For young people in China, the pressure to get married (and subsequently have a baby) is often strongly exerted by parents who take every opportunity to nag their children about finding a boyfriend/girlfriend. Men are generally expected to get married by 30 and women by their mid 20’s (25 is considered “old”). The older the child gets the stronger the nagging becomes to the point that going home for spring festival and other occasions becomes a source of dread and anxiety for those still single.
The situation is exasperated by the fact that young Chinese adults are expected to work harder than ever to support their parents and themselves so have little time for socializing. In cities like Shanghai and Hong Kong, the number of singles living alone has skyrocketed in recent years, with the average marriage age also increasing sharply (now around 29 as opposed to 22 just two decades ago for men).
Some parents have begun to take matters into their own hands and can often be found hanging around public parks in groups exchanging their children’s vital statistics with other parents in the hope of finding a “good match” which can then be introduced (with or without their child’s knowledge!).

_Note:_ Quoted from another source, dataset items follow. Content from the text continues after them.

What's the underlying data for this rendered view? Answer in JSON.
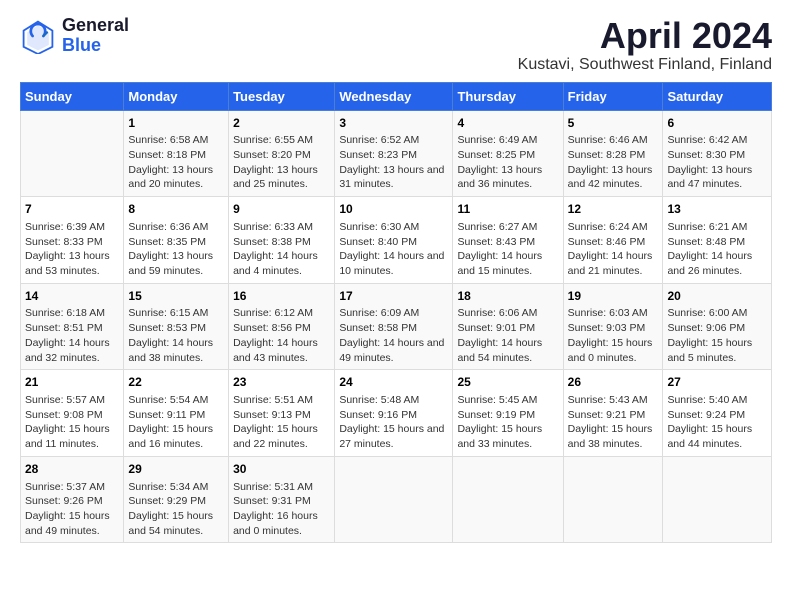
{
  "logo": {
    "general": "General",
    "blue": "Blue"
  },
  "title": "April 2024",
  "subtitle": "Kustavi, Southwest Finland, Finland",
  "days_header": [
    "Sunday",
    "Monday",
    "Tuesday",
    "Wednesday",
    "Thursday",
    "Friday",
    "Saturday"
  ],
  "weeks": [
    [
      {
        "day": "",
        "sunrise": "",
        "sunset": "",
        "daylight": ""
      },
      {
        "day": "1",
        "sunrise": "Sunrise: 6:58 AM",
        "sunset": "Sunset: 8:18 PM",
        "daylight": "Daylight: 13 hours and 20 minutes."
      },
      {
        "day": "2",
        "sunrise": "Sunrise: 6:55 AM",
        "sunset": "Sunset: 8:20 PM",
        "daylight": "Daylight: 13 hours and 25 minutes."
      },
      {
        "day": "3",
        "sunrise": "Sunrise: 6:52 AM",
        "sunset": "Sunset: 8:23 PM",
        "daylight": "Daylight: 13 hours and 31 minutes."
      },
      {
        "day": "4",
        "sunrise": "Sunrise: 6:49 AM",
        "sunset": "Sunset: 8:25 PM",
        "daylight": "Daylight: 13 hours and 36 minutes."
      },
      {
        "day": "5",
        "sunrise": "Sunrise: 6:46 AM",
        "sunset": "Sunset: 8:28 PM",
        "daylight": "Daylight: 13 hours and 42 minutes."
      },
      {
        "day": "6",
        "sunrise": "Sunrise: 6:42 AM",
        "sunset": "Sunset: 8:30 PM",
        "daylight": "Daylight: 13 hours and 47 minutes."
      }
    ],
    [
      {
        "day": "7",
        "sunrise": "Sunrise: 6:39 AM",
        "sunset": "Sunset: 8:33 PM",
        "daylight": "Daylight: 13 hours and 53 minutes."
      },
      {
        "day": "8",
        "sunrise": "Sunrise: 6:36 AM",
        "sunset": "Sunset: 8:35 PM",
        "daylight": "Daylight: 13 hours and 59 minutes."
      },
      {
        "day": "9",
        "sunrise": "Sunrise: 6:33 AM",
        "sunset": "Sunset: 8:38 PM",
        "daylight": "Daylight: 14 hours and 4 minutes."
      },
      {
        "day": "10",
        "sunrise": "Sunrise: 6:30 AM",
        "sunset": "Sunset: 8:40 PM",
        "daylight": "Daylight: 14 hours and 10 minutes."
      },
      {
        "day": "11",
        "sunrise": "Sunrise: 6:27 AM",
        "sunset": "Sunset: 8:43 PM",
        "daylight": "Daylight: 14 hours and 15 minutes."
      },
      {
        "day": "12",
        "sunrise": "Sunrise: 6:24 AM",
        "sunset": "Sunset: 8:46 PM",
        "daylight": "Daylight: 14 hours and 21 minutes."
      },
      {
        "day": "13",
        "sunrise": "Sunrise: 6:21 AM",
        "sunset": "Sunset: 8:48 PM",
        "daylight": "Daylight: 14 hours and 26 minutes."
      }
    ],
    [
      {
        "day": "14",
        "sunrise": "Sunrise: 6:18 AM",
        "sunset": "Sunset: 8:51 PM",
        "daylight": "Daylight: 14 hours and 32 minutes."
      },
      {
        "day": "15",
        "sunrise": "Sunrise: 6:15 AM",
        "sunset": "Sunset: 8:53 PM",
        "daylight": "Daylight: 14 hours and 38 minutes."
      },
      {
        "day": "16",
        "sunrise": "Sunrise: 6:12 AM",
        "sunset": "Sunset: 8:56 PM",
        "daylight": "Daylight: 14 hours and 43 minutes."
      },
      {
        "day": "17",
        "sunrise": "Sunrise: 6:09 AM",
        "sunset": "Sunset: 8:58 PM",
        "daylight": "Daylight: 14 hours and 49 minutes."
      },
      {
        "day": "18",
        "sunrise": "Sunrise: 6:06 AM",
        "sunset": "Sunset: 9:01 PM",
        "daylight": "Daylight: 14 hours and 54 minutes."
      },
      {
        "day": "19",
        "sunrise": "Sunrise: 6:03 AM",
        "sunset": "Sunset: 9:03 PM",
        "daylight": "Daylight: 15 hours and 0 minutes."
      },
      {
        "day": "20",
        "sunrise": "Sunrise: 6:00 AM",
        "sunset": "Sunset: 9:06 PM",
        "daylight": "Daylight: 15 hours and 5 minutes."
      }
    ],
    [
      {
        "day": "21",
        "sunrise": "Sunrise: 5:57 AM",
        "sunset": "Sunset: 9:08 PM",
        "daylight": "Daylight: 15 hours and 11 minutes."
      },
      {
        "day": "22",
        "sunrise": "Sunrise: 5:54 AM",
        "sunset": "Sunset: 9:11 PM",
        "daylight": "Daylight: 15 hours and 16 minutes."
      },
      {
        "day": "23",
        "sunrise": "Sunrise: 5:51 AM",
        "sunset": "Sunset: 9:13 PM",
        "daylight": "Daylight: 15 hours and 22 minutes."
      },
      {
        "day": "24",
        "sunrise": "Sunrise: 5:48 AM",
        "sunset": "Sunset: 9:16 PM",
        "daylight": "Daylight: 15 hours and 27 minutes."
      },
      {
        "day": "25",
        "sunrise": "Sunrise: 5:45 AM",
        "sunset": "Sunset: 9:19 PM",
        "daylight": "Daylight: 15 hours and 33 minutes."
      },
      {
        "day": "26",
        "sunrise": "Sunrise: 5:43 AM",
        "sunset": "Sunset: 9:21 PM",
        "daylight": "Daylight: 15 hours and 38 minutes."
      },
      {
        "day": "27",
        "sunrise": "Sunrise: 5:40 AM",
        "sunset": "Sunset: 9:24 PM",
        "daylight": "Daylight: 15 hours and 44 minutes."
      }
    ],
    [
      {
        "day": "28",
        "sunrise": "Sunrise: 5:37 AM",
        "sunset": "Sunset: 9:26 PM",
        "daylight": "Daylight: 15 hours and 49 minutes."
      },
      {
        "day": "29",
        "sunrise": "Sunrise: 5:34 AM",
        "sunset": "Sunset: 9:29 PM",
        "daylight": "Daylight: 15 hours and 54 minutes."
      },
      {
        "day": "30",
        "sunrise": "Sunrise: 5:31 AM",
        "sunset": "Sunset: 9:31 PM",
        "daylight": "Daylight: 16 hours and 0 minutes."
      },
      {
        "day": "",
        "sunrise": "",
        "sunset": "",
        "daylight": ""
      },
      {
        "day": "",
        "sunrise": "",
        "sunset": "",
        "daylight": ""
      },
      {
        "day": "",
        "sunrise": "",
        "sunset": "",
        "daylight": ""
      },
      {
        "day": "",
        "sunrise": "",
        "sunset": "",
        "daylight": ""
      }
    ]
  ]
}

I came across this bunch in People’s Square (Shanghai) and was even approached by a mother who was keen to marry off her 30-year-old daughter to me! She may have been a doctor but I politely declined 😉
Job, age, height, education and salary are the key factors under consideration with adverts hung on washing lines, bushes and trees laying out the facts for anyone to browse. Professional matchmakers also loiter around with hand-written lists of potential candidates who have employed them to do the searching. In the 21st century world of online dating, it was a bizarre sight.
You would be forgiven for making parallels with the traditional concept of arranged marriages although in this case nobody is being forced into anything – the parents merely find potential “candidates” which the children can then choose whether to pursue – some call it “parental screening”. For the cynically inclined it’s a far cry from the romantic notion of “true love” but in this 24/7 society practicalities and the pressures of tradition often outweigh such dreams.
If you’re Chinese I’d love to hear what you think about parental screening.